Like most Californians these days, Plata isn't a descendent of any of the forty-niners, nor the creek dwellers of the Great Depression who plied these same waters. His grandfather came from Colombia with the Spanish surname Plata, which, ironically, means "silver." It is perhaps a fitting moniker for a man torn between hobby and the hope for something more.

"My mother would say that I'm crazy, that they found all the gold in 1849," he says. "Well, I was up on our claims, and I was hitting a quarter ounce a day. It makes you think two, three times about quitting your day job. That's a couple hundred dollars a day you could be making there."

•••

Plata is clearly more serious than the casual hobbyist. He's sunk more than $20,000 into equipment, including dredges, air drills, jackhammers, shaker tables, and mineral-classification "jigs." "I sort of need it all for what I'm aiming to do," he says.

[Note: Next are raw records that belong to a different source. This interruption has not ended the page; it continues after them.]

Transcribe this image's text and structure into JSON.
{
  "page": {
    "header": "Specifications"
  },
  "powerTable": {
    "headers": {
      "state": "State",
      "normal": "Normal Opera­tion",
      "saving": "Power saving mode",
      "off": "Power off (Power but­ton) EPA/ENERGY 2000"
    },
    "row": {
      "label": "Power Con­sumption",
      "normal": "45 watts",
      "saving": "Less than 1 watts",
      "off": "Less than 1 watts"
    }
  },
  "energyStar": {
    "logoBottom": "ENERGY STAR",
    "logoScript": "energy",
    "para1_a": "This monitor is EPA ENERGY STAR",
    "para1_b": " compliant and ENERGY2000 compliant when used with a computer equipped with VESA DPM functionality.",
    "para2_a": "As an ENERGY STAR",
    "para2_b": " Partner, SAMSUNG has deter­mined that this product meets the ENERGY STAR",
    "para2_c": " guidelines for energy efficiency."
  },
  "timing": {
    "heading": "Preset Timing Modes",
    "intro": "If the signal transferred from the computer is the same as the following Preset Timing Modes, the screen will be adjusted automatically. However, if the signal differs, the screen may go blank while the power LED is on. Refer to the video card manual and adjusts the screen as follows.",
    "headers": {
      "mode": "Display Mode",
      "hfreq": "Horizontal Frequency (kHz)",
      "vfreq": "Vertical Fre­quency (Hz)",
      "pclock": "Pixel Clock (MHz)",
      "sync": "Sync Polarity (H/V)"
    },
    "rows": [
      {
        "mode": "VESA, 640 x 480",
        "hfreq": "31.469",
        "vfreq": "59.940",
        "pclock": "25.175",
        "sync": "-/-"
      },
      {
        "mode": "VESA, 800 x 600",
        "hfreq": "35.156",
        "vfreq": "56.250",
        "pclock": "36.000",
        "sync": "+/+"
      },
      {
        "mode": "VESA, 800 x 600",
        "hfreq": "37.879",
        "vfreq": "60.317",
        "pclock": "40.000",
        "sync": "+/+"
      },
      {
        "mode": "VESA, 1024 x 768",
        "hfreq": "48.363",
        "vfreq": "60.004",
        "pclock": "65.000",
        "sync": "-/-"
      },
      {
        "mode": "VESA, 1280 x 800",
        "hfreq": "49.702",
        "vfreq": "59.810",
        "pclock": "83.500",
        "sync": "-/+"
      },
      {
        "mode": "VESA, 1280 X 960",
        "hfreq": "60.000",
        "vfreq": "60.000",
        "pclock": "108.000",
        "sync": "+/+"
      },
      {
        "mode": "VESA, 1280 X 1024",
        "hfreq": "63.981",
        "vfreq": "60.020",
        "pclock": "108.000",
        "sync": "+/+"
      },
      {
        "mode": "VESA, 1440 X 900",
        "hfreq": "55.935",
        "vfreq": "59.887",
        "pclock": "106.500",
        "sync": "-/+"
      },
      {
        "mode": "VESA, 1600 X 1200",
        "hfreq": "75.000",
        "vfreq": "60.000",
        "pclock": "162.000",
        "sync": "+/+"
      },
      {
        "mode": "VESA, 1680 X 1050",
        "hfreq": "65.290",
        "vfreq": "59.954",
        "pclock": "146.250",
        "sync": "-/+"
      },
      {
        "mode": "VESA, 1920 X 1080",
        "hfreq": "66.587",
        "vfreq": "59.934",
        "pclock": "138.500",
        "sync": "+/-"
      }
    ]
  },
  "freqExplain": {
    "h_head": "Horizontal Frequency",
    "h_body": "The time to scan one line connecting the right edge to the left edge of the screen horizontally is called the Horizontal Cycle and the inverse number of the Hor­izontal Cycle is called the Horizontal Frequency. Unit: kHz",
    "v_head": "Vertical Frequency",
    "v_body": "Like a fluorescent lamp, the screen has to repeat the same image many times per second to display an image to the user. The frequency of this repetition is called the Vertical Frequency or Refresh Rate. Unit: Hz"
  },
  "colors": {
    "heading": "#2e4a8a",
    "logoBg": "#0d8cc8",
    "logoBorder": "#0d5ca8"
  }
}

At his home in Fresno, a bookcase in his living room brims with mining books and neatly rolled geological maps. Plata pores over the charts for signs of old mining sites and places with names that include the word "gulch." He delves into records to see where his competitors have staked claims. Knowing his rivals do the same, he registers his in another name.

Such tactics may not rise to the level of gunfights at the Poker Flat saloon, but the intrigue surrounding modern panning has a whiff of the Wild West about it. "They say back in the Gold Rush days, 1 in a hundred people, or even 1 in a thousand, were actually making money at this," says Plata. "And that's exactly what the story is nowadays. The odds are against me, I realize that. But I actually do think I can do it."

Rick Mahoney does, too. Mr. Mahoney, a local mining supplier, has watched a lot of newbies come into his shop lately beguiled by the price of gold. One man dropped $10,000 on equipment in one day.

Many of them may just be fools chasing gold. But Mahoney believes that Plata, because of the claims he controls and his savvy, could make a living at it. Commodity prices do help, too.

"You could probably find enough gold to live and support yourself," says Mahoney. "Before, you couldn't."

Still, everyone in the river today knows the hypnotic pull of prospecting. "Gold fever, it's incurable," says Risbrudt. "Unless you find a two-ton rock, solid, it's incurable." Plata laughs, then muses: "Even that might make it worse."